S’agissant de la décision portant obligation de quitter le territoire français :
— elle est illégale en raison de l’illégalité de la décision de refus de titre qu’elle assortit ;
— elle est insuffisamment motivée ;
— elle méconnaît les stipulations de l’article 8 de la convention européenne de sauvegarde des droits de l’homme et des libertés fondamentales ;
— elle est entachée d’une erreur manifeste dans l’appréciation de ses conséquences sur sa situation personnelle ;
S’agissant de la décision fixant le pays de destination :
— elle est illégale en raison de l’illégalité de l’obligation de quitter le territoire français ;
— elle est entachée d’une insuffisance de motivation ;
— elle n’a pas été précédée d’un examen particulier de sa situation personnelle ;
— elle méconnaît l’article L. 721-4 du code de l’entrée et du séjour des étrangers et du droit d’asile dès lors qu’il est légalement admissible en Allemagne.
Par un mémoire en défense enregistré le 3 mars 2025, le préfet de police, représenté par Me Tomasi, conclut au rejet de la requête.
Il fait valoir que les moyens soulevés par M. C ne sont pas fondés.
Vu les autres pièces du dossier.
Vu :
— la convention européenne de sauvegarde des droits de l’homme et des libertés fondamentales ;
— le code de l’entrée et du séjour des étrangers et du droit d’asile ;
— le code de justice administrative.
Par une ordonnance du 18 février 2025, la clôture de l’instruction a été fixée au 18 mars 2025.
La présidente de la formation de jugement a dispensé la rapporteure publique, sur sa proposition, de prononcer des conclusions à l’audience.

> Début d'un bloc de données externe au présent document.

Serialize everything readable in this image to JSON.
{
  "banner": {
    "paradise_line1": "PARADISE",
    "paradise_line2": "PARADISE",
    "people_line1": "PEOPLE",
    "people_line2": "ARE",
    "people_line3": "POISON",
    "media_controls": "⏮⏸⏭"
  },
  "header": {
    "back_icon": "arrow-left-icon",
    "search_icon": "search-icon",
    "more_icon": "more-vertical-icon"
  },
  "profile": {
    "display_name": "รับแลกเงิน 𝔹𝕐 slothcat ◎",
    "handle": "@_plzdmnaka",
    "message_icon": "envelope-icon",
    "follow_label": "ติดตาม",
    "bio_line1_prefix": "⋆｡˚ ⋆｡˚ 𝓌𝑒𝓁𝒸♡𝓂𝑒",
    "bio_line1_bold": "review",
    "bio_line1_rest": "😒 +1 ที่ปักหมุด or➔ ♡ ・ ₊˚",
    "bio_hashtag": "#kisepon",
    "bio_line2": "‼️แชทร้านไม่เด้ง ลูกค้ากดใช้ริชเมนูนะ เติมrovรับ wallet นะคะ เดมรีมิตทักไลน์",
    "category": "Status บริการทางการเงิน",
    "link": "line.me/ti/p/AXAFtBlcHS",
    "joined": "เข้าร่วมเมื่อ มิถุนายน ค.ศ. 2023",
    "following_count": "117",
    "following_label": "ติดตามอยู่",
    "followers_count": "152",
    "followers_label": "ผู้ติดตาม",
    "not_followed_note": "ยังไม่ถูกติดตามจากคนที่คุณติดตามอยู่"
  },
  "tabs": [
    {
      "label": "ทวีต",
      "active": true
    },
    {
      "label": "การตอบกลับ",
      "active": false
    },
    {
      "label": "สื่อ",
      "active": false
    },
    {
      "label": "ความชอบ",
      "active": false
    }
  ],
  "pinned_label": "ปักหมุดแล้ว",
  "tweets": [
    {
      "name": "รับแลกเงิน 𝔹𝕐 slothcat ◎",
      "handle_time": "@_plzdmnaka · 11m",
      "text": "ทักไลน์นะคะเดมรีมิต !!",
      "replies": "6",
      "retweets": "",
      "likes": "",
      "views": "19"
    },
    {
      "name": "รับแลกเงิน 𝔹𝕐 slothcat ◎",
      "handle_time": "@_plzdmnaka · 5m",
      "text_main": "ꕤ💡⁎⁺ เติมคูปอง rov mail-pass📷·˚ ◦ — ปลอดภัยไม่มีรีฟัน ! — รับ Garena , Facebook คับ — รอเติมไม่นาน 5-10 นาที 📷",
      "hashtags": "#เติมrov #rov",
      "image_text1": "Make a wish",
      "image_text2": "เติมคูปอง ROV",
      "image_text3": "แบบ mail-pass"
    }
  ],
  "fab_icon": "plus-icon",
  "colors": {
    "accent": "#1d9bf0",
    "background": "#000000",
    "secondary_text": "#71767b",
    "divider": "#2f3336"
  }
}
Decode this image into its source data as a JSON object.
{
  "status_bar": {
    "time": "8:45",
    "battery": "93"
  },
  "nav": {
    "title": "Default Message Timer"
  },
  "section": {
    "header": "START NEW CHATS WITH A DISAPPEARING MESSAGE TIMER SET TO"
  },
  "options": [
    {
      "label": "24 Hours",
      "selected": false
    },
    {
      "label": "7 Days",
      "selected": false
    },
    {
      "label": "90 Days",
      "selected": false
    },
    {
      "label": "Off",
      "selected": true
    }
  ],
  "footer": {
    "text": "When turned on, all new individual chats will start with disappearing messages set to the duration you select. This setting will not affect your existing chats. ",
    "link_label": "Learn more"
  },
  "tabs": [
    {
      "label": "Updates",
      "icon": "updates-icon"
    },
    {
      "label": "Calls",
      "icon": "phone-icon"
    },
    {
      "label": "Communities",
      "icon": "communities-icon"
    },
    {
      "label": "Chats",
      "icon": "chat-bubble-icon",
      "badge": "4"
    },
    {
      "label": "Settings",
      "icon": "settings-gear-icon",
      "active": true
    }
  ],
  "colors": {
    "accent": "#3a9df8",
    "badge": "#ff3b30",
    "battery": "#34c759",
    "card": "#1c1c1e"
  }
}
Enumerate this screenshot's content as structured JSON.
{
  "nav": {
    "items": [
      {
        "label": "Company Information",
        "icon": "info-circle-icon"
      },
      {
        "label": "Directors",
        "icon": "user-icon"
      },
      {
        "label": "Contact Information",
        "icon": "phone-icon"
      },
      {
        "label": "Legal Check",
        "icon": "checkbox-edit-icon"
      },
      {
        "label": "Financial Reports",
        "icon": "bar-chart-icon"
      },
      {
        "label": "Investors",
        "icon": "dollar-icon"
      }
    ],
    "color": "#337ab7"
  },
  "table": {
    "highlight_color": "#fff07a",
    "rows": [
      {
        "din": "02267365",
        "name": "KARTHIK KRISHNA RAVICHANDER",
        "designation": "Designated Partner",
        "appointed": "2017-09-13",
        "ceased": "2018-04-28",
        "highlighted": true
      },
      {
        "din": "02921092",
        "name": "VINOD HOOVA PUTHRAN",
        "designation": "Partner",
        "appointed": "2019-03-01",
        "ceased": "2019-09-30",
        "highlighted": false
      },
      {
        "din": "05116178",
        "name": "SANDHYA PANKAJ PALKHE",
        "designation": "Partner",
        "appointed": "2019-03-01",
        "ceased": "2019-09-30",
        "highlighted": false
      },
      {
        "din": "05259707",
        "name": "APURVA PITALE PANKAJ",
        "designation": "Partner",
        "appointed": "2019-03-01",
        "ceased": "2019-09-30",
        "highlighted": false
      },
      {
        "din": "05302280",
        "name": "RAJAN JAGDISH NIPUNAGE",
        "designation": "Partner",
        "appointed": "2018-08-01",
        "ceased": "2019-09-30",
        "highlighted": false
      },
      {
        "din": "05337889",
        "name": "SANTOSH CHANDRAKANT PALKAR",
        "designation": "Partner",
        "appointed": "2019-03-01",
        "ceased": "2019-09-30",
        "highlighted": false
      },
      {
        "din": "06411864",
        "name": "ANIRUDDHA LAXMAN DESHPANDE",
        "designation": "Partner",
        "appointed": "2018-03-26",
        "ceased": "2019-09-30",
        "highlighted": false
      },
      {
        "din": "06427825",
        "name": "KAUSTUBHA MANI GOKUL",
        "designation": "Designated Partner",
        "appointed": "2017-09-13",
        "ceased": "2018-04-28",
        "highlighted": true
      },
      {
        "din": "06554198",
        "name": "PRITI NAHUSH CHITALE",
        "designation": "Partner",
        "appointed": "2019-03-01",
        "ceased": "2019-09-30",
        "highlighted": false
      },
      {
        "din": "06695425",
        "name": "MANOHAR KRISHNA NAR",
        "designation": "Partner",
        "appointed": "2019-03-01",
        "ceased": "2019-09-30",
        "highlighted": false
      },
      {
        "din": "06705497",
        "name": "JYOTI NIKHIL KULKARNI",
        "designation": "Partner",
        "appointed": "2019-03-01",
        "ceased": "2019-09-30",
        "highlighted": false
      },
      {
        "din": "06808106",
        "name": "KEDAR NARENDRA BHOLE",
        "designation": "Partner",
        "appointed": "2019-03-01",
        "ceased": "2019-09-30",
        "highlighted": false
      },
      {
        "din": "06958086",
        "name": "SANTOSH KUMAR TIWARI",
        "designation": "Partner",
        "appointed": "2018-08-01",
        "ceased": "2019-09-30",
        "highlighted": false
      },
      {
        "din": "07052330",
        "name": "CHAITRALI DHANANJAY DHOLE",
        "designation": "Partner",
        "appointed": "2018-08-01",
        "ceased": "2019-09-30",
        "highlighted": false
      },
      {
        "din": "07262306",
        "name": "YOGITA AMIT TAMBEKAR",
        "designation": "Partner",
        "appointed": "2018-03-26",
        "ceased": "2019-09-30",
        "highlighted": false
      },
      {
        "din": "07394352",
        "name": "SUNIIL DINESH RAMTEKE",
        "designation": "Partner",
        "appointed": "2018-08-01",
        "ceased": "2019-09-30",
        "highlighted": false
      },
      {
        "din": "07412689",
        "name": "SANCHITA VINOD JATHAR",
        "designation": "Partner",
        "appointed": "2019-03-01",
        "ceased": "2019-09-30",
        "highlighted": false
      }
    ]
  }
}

Les parties ont été régulièrement averties du jour de l’audience.
Ont été entendus au cours de l’audience publique :
— le rapport de Mme Topin ;
— et les observations de Me Place substituant Me Abderrezak représentant M. C.
Considérant ce qui suit :
1. M. C, ressortissant américain né le 22 décembre 1969 et entré en France le 10 janvier 2021 selon ses déclarations, a sollicité, le 30 avril 2024, la délivrance d’un titre de séjour sur le fondement des dispositions de l’article L. 423-23 du code de l’entrée et du séjour des étrangers et du droit d’asile. Par un arrêté du 7 janvier 2025, le préfet de police a refusé de lui délivrer un titre de séjour, l’a obligé à quitter le territoire français dans le délai de trente jours et a fixé le pays de destination. M. C demande l’annulation de cet arrêté.
Sur les conclusions à fin d’annulation
En ce qui concerne la légalité de la décision de refus de titre de séjour :
2. En premier lieu, par un arrêté n° 2025-00002 du 2 janvier 2025, régulièrement publié au recueil des actes administratifs spécial de la préfecture de police de Paris le même jour, le préfet de police a donné délégation à Mme B A, administratrice de l’Etat du deuxième grade, cheffe du service de l’administration des étrangers et adjointe à la préfète déléguée à l’immigration, pour signer tous arrêtés et décisions dans la limite de ses attributions, en cas d’absence ou d’empêchement des autres délégataires, sans qu’il ressorte des pièces du dossier que ces derniers n’aient pas été absents ou empêchés lorsqu’elle a signé la décision attaquée. Par suite, le moyen tiré de l’incompétence de son signataire doit être écarté.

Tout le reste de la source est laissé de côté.